Buccaneers were privateers or free sailors in the Caribbean Sea during the 17th and 18th centuries. First established on northern Hispaniola in 1625, their heyday was in the thirty years from 1660, during a time when governments were weak and did not attempt to suppress them.

The term “buccaneer” was taken from the Spanish “bucanero” which in turn was derived from the Caribbean Arawak word “buccan,” a wooden frame on which Tainos and Caribs slowly roasted or smoked meat. From it came the French word “boucan” and hence the name “boucanier” for French hunters who used such frames to smoke meat (“viande boucanée” from feral cattle and pigs on Hispaniola. The English anglicised the word “boucanier” to “buccaneer.”

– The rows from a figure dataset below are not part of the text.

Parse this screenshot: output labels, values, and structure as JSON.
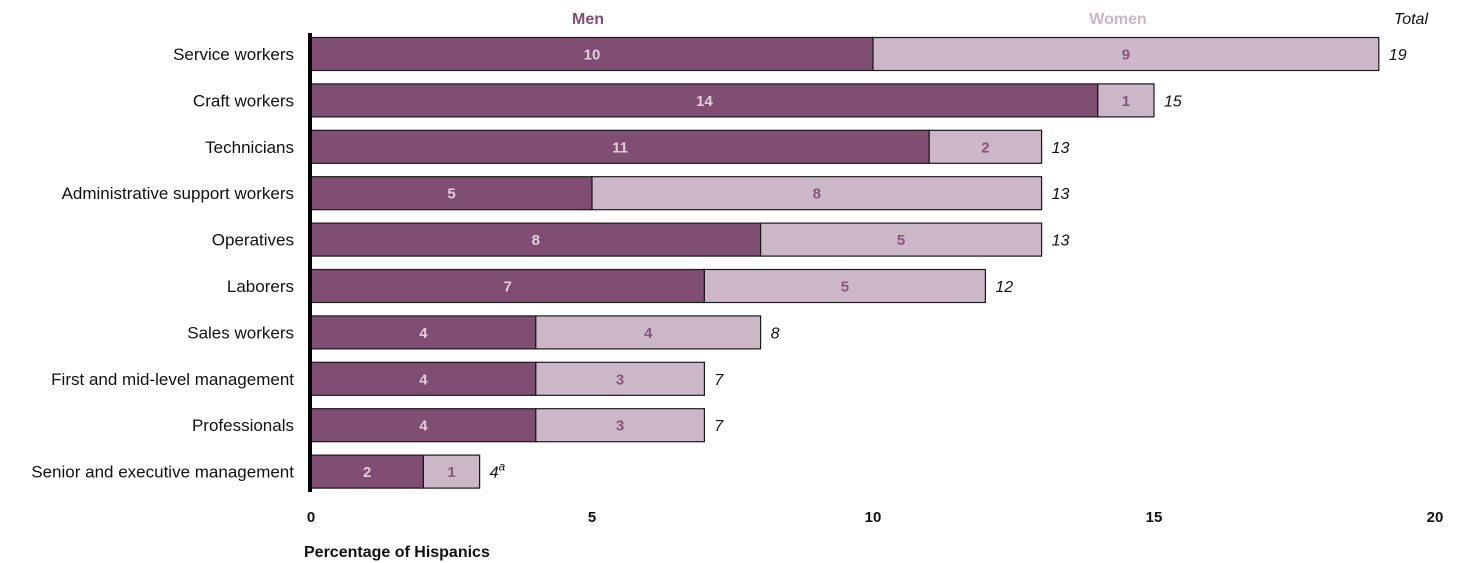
{
  "chart_data": {
    "type": "bar",
    "orientation": "horizontal",
    "stacked": true,
    "categories": [
      "Service workers",
      "Craft workers",
      "Technicians",
      "Administrative support workers",
      "Operatives",
      "Laborers",
      "Sales workers",
      "First and mid-level management",
      "Professionals",
      "Senior and executive management"
    ],
    "series": [
      {
        "name": "Men",
        "values": [
          10,
          14,
          11,
          5,
          8,
          7,
          4,
          4,
          4,
          2
        ],
        "color": "#804d73",
        "label_color": "#e2cdd9"
      },
      {
        "name": "Women",
        "values": [
          9,
          1,
          2,
          8,
          5,
          5,
          4,
          3,
          3,
          1
        ],
        "color": "#cbb7c8",
        "label_color": "#8a5580"
      }
    ],
    "totals_header": "Total",
    "totals": [
      "19",
      "15",
      "13",
      "13",
      "13",
      "12",
      "8",
      "7",
      "7",
      "4"
    ],
    "total_footnotes": [
      "",
      "",
      "",
      "",
      "",
      "",
      "",
      "",
      "",
      "a"
    ],
    "xlabel": "Percentage of Hispanics",
    "xlim": [
      0,
      20
    ],
    "xticks": [
      0,
      5,
      10,
      15,
      20
    ],
    "grid": false,
    "legend_position": "top"
  }
}
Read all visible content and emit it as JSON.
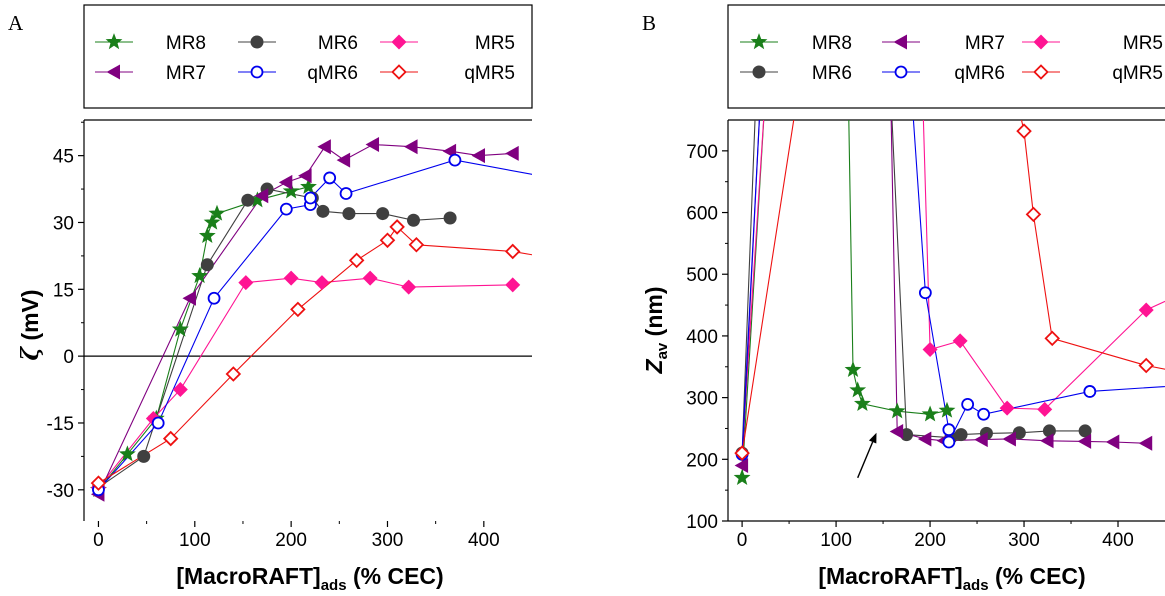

The name applied to the local hunters was later applied to their “customers,” the pirates and privateers of the Caribbean. Privateers were private persons or ships that were nominally licensed by the authorities: viewed from London, buccaneering was a budget way to wage war on England's rival, Spain. The English crown granted buccaneers “letters of marque,” legalising their operations in return for a share of their profits. Some buccaneers were invited by Jamaica's governor to base their ships at Port Royal: they would rob Spanish shipping and colonies and then return to Port Royal with their plunder, making the city the most prosperous in the Caribbean. Their activities went on irrespective of whether England happened to be at war with Spain or France.